In six related actions to recover for property damage, the plaintiffs in all of the actions appeal from so much of an order of the Supreme Court, Westchester County (Bellantoni, J.), entered April 16, 2001, as granted the motion of Kipp’s Arcadian II, Inc., doing business as Kipp’s Pharmacy, and San Realty Corp., for summary judgment dismissing the complaints insofar as asserted against them in those actions, and the plaintiffs in Action No. 5 also appeal from so much of the order as granted the cross motion of Anthony Vassallo in that action for summary judgment dismissing the complaint insofar as asserted against him.
Ordered that the order is affirmed, with one bill of costs.

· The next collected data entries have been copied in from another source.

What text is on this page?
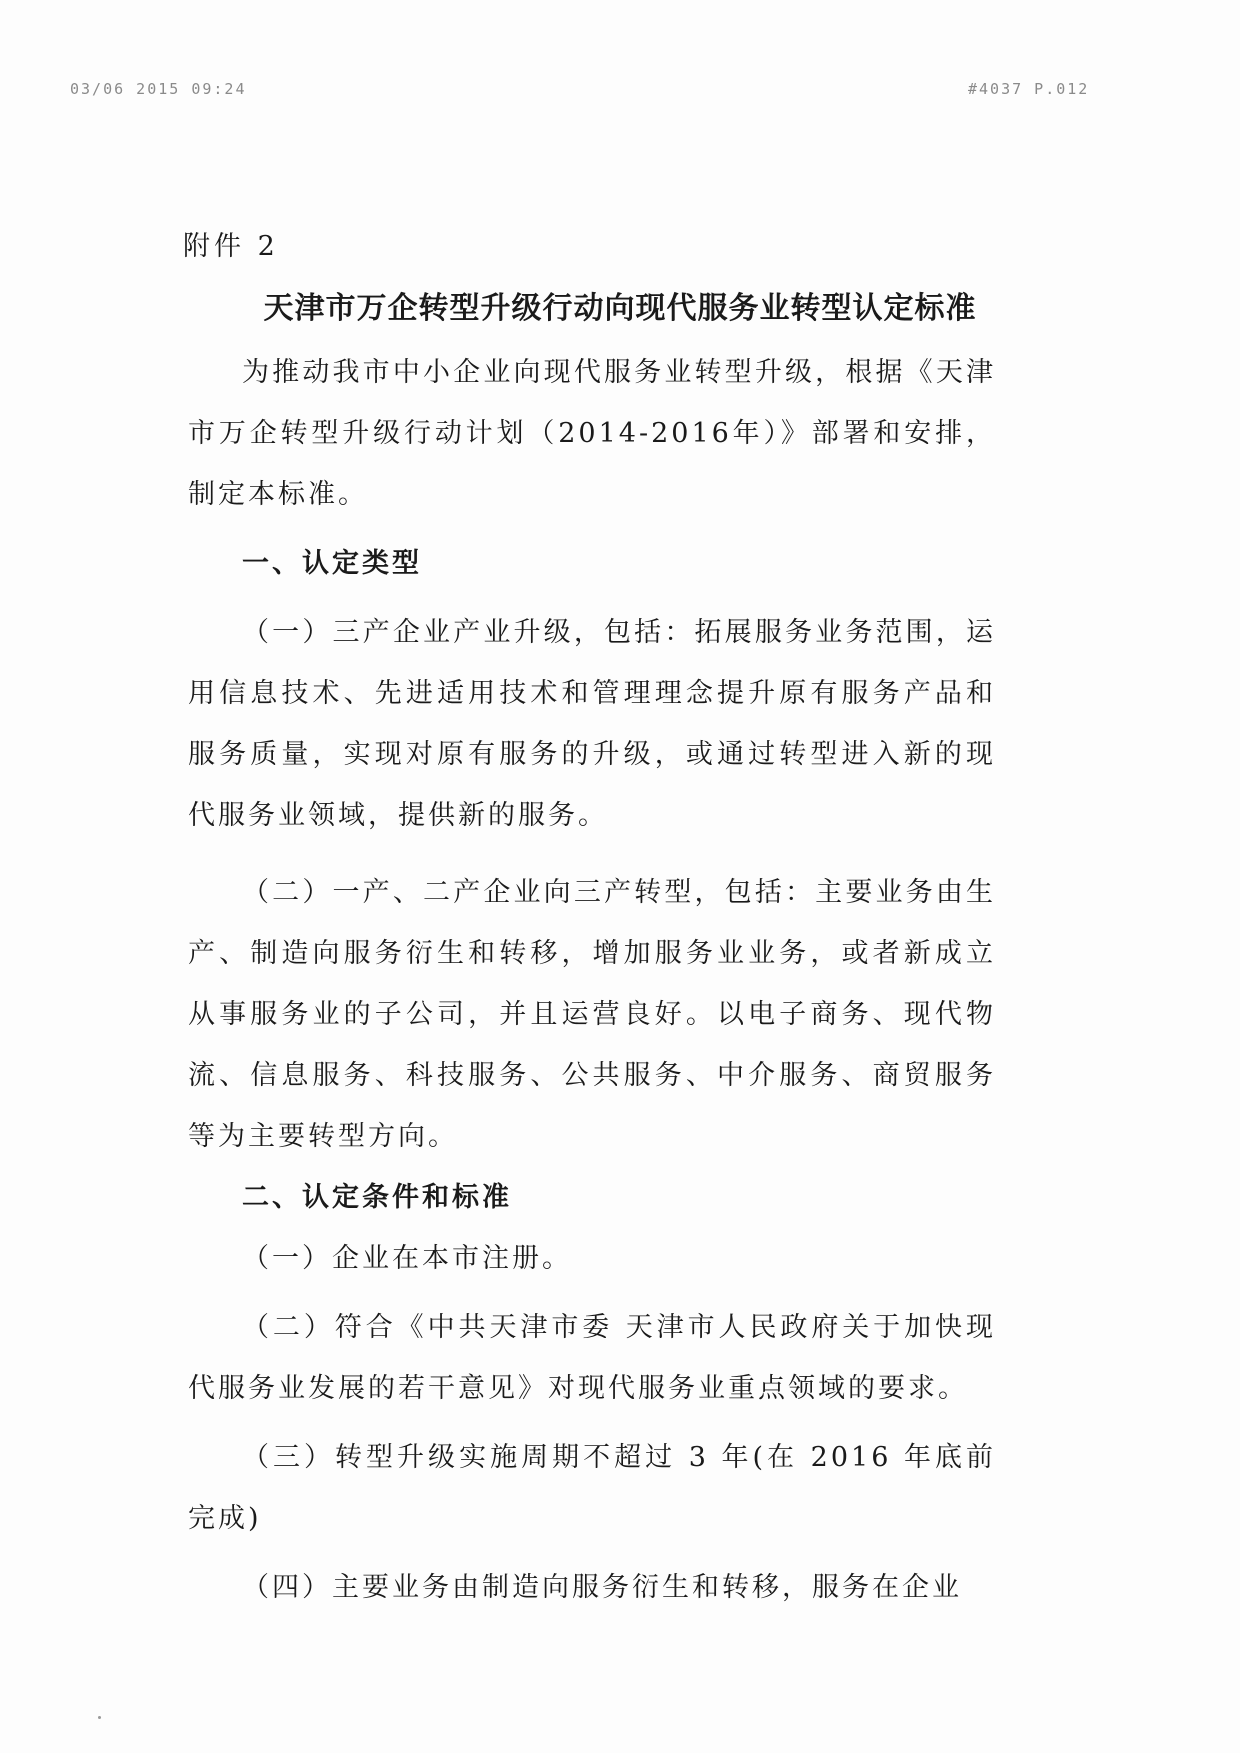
03/06 2015 09:24	#4037 P.012
附件 2
天津市万企转型升级行动向现代服务业转型认定标准

为推动我市中小企业向现代服务业转型升级，根据《天津市万企转型升级行动计划（2014-2016年）》部署和安排，制定本标准。

一、认定类型

（一）三产企业产业升级，包括：拓展服务业务范围，运用信息技术、先进适用技术和管理理念提升原有服务产品和服务质量，实现对原有服务的升级，或通过转型进入新的现代服务业领域，提供新的服务。

（二）一产、二产企业向三产转型，包括：主要业务由生产、制造向服务衍生和转移，增加服务业业务，或者新成立从事服务业的子公司，并且运营良好。以电子商务、现代物流、信息服务、科技服务、公共服务、中介服务、商贸服务等为主要转型方向。

二、认定条件和标准

（一）企业在本市注册。

（二）符合《中共天津市委 天津市人民政府关于加快现代服务业发展的若干意见》对现代服务业重点领域的要求。

（三）转型升级实施周期不超过 3 年(在 2016 年底前完成)

（四）主要业务由制造向服务衍生和转移，服务在企业
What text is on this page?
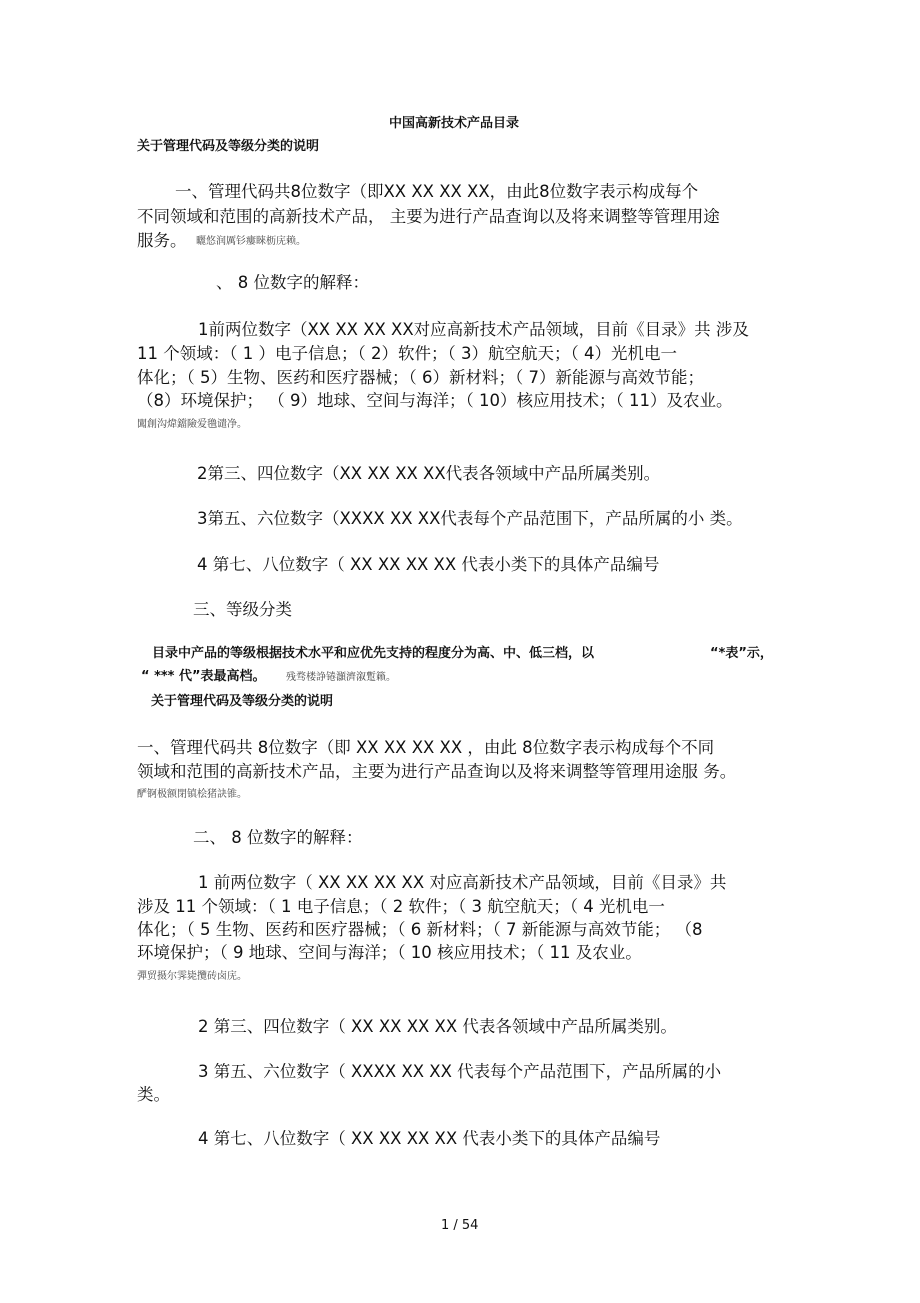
中国高新技术产品目录
关于管理代码及等级分类的说明
一、管理代码共8位数字（即XX XX XX XX，由此8位数字表示构成每个
不同领域和范围的高新技术产品， 主要为进行产品查询以及将来调整等管理用途
服务。 曬悠润厲钐瘻睞枥庑赖。
、 8 位数字的解释：
1前两位数字（XX XX XX XX对应高新技术产品领域，目前《目录》共 涉及
11 个领域：（ 1 ）电子信息；（ 2）软件；（ 3）航空航天；（ 4）光机电一
体化；（ 5）生物、医药和医疗器械；（ 6）新材料；（ 7）新能源与高效节能；
（8）环境保护； （ 9）地球、空间与海洋；（ 10）核应用技术；（ 11）及农业。
闖創沟煒鐺險爱氇谴净。
2第三、四位数字（XX XX XX XX代表各领域中产品所属类别。
3第五、六位数字（XXXX XX XX代表每个产品范围下，产品所属的小 类。
4 第七、八位数字（ XX XX XX XX 代表小类下的具体产品编号
三、等级分类
目录中产品的等级根据技术水平和应优先支持的程度分为高、中、低三档，以	“*表”示，
“ *** 代”表最高档。 残骛楼諍锩灝濟溆蹔籟。
关于管理代码及等级分类的说明
一、管理代码共 8位数字（即 XX XX XX XX ，由此 8位数字表示构成每个不同
领域和范围的高新技术产品，主要为进行产品查询以及将来调整等管理用途服 务。
酽锕极额閉镇桧猪訣锥。
二、 8 位数字的解释：
1 前两位数字（ XX XX XX XX 对应高新技术产品领域，目前《目录》共
涉及 11 个领域：（ 1 电子信息；（ 2 软件；（ 3 航空航天；（ 4 光机电一
体化；（ 5 生物、医药和医疗器械；（ 6 新材料；（ 7 新能源与高效节能； （8
环境保护；（ 9 地球、空间与海洋；（ 10 核应用技术；（ 11 及农业。
彈贸摄尔霁毙攬砖卤庑。
2 第三、四位数字（ XX XX XX XX 代表各领域中产品所属类别。
3 第五、六位数字（ XXXX XX XX 代表每个产品范围下，产品所属的小
类。
4 第七、八位数字（ XX XX XX XX 代表小类下的具体产品编号
1 / 54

The instant actions arise out of a fire which occurred on April 18, 1995, at 155 Main Street in Ossining (hereinafter the building) owned by Kipp’s Arcadian II, Inc., doing business as Kipp’s Pharmacy (hereinafter Kipp’s Pharmacy). It is alleged that as a result of the fire, several buildings and the businesses contained therein sustained damage and business losses. The first floor of the building contained two businesses, Kipp’s Pharmacy and a dental practice operated by Dr. Anthony Vassallo. A circuit breaker box, which controlled the lights and electricity in the pharmacy and Vassallo’s office, allegedly caused the fire.
“To prove a prima facie case of negligence * * * a plaintiff is required to show that the defendant created the condition *479which caused the accident or that the defendant had actual or constructive notice of the condition” (Bradish v Tank Tech Corp., 216 AD2d 505, 506; see Juarez v Wavecrest Mgt. Team Ltd., 88 NY2d 628, 646; Gordon v American Museum of Natural History, 67 NY2d 836, 837). The defendants Kipp’s Pharmacy and San Realty Corp. (hereinafter the Kipp’s defendants) and Vassallo established their burden on their respective motions for summary judgment by demonstrating that they neither created nor had actual or constructive notice of the dangerous electrical condition which allegedly caused the fire (see Alvarez v Compass Retail, 237 AD2d 473, 474). In response, the plaintiffs failed to raise a triable issue of fact (see Zuckerman v City of New York, 49 NY2d 557). The affidavits submitted by the plaintiffs were speculative and conclusory in nature (see Clarke v Helene Curtis, Inc., 293 AD2d 701, 702; Scola v Sun Intl. N. Am., 279 AD2d 466, 467; Arce v New York City Hous. Auth., 265 AD2d 281, 282; Matter of Aetna Cas. & Sur. Co. v Barile, 86 AD2d 362, 366). Therefore, summary judgment was properly granted in favor of the Kipp’s defendants and Vassallo.
The plaintiffs’ and Vassallo’s remaining contentions on their respective appeals are either unpreserved for appellate review or without merit. S. Miller, J.P., Crane, Cozier and Rivera, JJ., concur.